Study: 400,000 Homeowners Are ‘Needlessly Delinquent’

October 7, 2020

Not all struggling borrowers who are eligible for forbearance have taken it during the pandemic. That has led to a growing number of homeowners who are delinquent on their mortgages but don’t need to be. About 400,000 homeowners are “needlessly delinquent,” notes Urban Institute researchers Laurie Goodman and Michael Neal in a recent report.

The Coronavirus Aid, Relief, and Economic Security Act has allowed homeowners with federal mortgages to defer their mortgage payments for six months if needed. Borrowers only need to contact their lender to attest that they have a pandemic-related financial hardship.

“These borrowers may not know they are eligible for forbearance or do know but wrongly fear having to make ‘double payments’ when the forbearance period ends,” Goodman and Neal say.

Real estate professionals can help educate at-risk borrowers about mortgage forbearance options. The National Association of REALTORS® offers at realtorparty.realtor a downloadable brochure called “Protect Your Investment” that outlines what homeowners should ask lenders about their options and the payback requirements when considering forbearance.

You can also direct clients to a video, produced by the Consumer Financial Protection Bureau and HUD, that helps homeowners understand and explore their options for forbearance.

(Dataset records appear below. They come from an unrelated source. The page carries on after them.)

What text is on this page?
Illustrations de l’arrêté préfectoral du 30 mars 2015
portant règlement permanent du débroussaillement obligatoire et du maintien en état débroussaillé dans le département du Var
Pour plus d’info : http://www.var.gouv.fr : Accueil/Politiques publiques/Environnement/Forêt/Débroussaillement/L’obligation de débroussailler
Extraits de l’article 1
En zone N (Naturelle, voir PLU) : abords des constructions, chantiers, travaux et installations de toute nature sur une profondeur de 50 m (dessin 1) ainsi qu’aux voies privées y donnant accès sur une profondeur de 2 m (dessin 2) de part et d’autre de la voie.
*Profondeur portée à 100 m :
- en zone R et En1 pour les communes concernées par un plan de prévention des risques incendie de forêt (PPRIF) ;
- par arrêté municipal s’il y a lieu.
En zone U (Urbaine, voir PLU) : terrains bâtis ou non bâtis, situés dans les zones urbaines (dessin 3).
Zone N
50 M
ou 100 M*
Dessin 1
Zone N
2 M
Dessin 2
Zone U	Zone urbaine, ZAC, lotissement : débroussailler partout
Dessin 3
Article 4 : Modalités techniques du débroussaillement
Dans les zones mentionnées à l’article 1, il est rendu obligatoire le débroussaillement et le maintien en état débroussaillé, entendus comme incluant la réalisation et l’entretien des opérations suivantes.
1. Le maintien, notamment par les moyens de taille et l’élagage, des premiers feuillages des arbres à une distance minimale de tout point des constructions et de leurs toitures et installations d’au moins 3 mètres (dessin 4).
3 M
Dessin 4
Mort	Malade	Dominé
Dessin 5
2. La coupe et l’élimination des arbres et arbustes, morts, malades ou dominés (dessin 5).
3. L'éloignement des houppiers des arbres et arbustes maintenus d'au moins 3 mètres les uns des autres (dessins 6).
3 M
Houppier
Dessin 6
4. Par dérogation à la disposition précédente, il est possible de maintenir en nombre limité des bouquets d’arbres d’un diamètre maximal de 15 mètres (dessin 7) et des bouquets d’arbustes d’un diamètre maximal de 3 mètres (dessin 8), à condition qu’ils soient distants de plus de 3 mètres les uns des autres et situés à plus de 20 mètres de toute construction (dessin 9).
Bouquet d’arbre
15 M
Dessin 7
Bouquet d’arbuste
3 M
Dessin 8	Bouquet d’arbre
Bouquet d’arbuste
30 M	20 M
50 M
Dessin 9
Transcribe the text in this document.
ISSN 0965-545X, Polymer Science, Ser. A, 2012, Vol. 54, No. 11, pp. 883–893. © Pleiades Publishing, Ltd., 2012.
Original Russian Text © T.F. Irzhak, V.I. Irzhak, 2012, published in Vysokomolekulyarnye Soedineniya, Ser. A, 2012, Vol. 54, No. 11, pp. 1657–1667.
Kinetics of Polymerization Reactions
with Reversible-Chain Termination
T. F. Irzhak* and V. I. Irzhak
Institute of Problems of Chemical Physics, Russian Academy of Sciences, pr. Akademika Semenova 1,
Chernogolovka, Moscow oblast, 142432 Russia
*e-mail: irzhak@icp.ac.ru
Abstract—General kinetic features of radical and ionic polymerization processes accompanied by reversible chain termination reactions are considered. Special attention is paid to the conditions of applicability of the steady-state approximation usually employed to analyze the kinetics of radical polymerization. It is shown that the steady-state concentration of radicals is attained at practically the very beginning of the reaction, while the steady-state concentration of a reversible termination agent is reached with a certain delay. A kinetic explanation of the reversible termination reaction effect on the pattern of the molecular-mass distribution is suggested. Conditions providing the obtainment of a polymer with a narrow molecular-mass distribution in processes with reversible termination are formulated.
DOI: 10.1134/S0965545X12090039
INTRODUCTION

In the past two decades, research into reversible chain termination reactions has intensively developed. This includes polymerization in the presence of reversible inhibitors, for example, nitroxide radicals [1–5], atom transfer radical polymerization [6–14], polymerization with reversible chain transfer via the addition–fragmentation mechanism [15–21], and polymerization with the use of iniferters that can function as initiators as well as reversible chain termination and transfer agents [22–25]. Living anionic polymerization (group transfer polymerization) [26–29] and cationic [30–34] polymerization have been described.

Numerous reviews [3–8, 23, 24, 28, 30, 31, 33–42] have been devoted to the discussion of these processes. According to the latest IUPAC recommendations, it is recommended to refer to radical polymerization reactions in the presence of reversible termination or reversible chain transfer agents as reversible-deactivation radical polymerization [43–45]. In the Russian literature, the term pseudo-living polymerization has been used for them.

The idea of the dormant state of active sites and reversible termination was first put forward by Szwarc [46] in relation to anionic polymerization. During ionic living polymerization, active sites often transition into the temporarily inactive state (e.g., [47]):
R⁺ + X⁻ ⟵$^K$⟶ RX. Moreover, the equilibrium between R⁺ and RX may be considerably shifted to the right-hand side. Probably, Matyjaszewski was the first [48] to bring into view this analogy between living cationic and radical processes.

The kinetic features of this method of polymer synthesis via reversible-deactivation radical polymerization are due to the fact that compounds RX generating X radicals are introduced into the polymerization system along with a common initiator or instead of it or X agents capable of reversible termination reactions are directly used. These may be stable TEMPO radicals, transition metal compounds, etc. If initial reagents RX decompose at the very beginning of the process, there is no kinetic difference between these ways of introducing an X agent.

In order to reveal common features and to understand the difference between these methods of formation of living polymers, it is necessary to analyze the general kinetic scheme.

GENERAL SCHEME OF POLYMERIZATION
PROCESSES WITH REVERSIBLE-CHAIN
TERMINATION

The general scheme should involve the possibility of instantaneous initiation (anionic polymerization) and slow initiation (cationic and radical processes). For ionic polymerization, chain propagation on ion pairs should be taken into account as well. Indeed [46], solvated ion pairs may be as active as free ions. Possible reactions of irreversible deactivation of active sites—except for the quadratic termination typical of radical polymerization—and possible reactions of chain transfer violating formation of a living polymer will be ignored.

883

It's available through HomeownershipMatters.realtor or at the CFPB website, where they can also find useful links and a checklist on how to avoid foreclosure. 

“Roughly 2% of government borrowers are needlessly delinquent across different servicer types, vintage years, and geographies, which suggests that an outreach campaign to reach these borrowers must be broad,” Goodman and Neal write.

As of Sept. 28, the Mortgage Bankers Association said that 6.87% of mortgage borrowers are in forbearance. A quarter of those borrowers are continuing to stay current on their payments even though they are in forbearance, using it more as an insurance policy in case they’re suddenly unable to make a payment.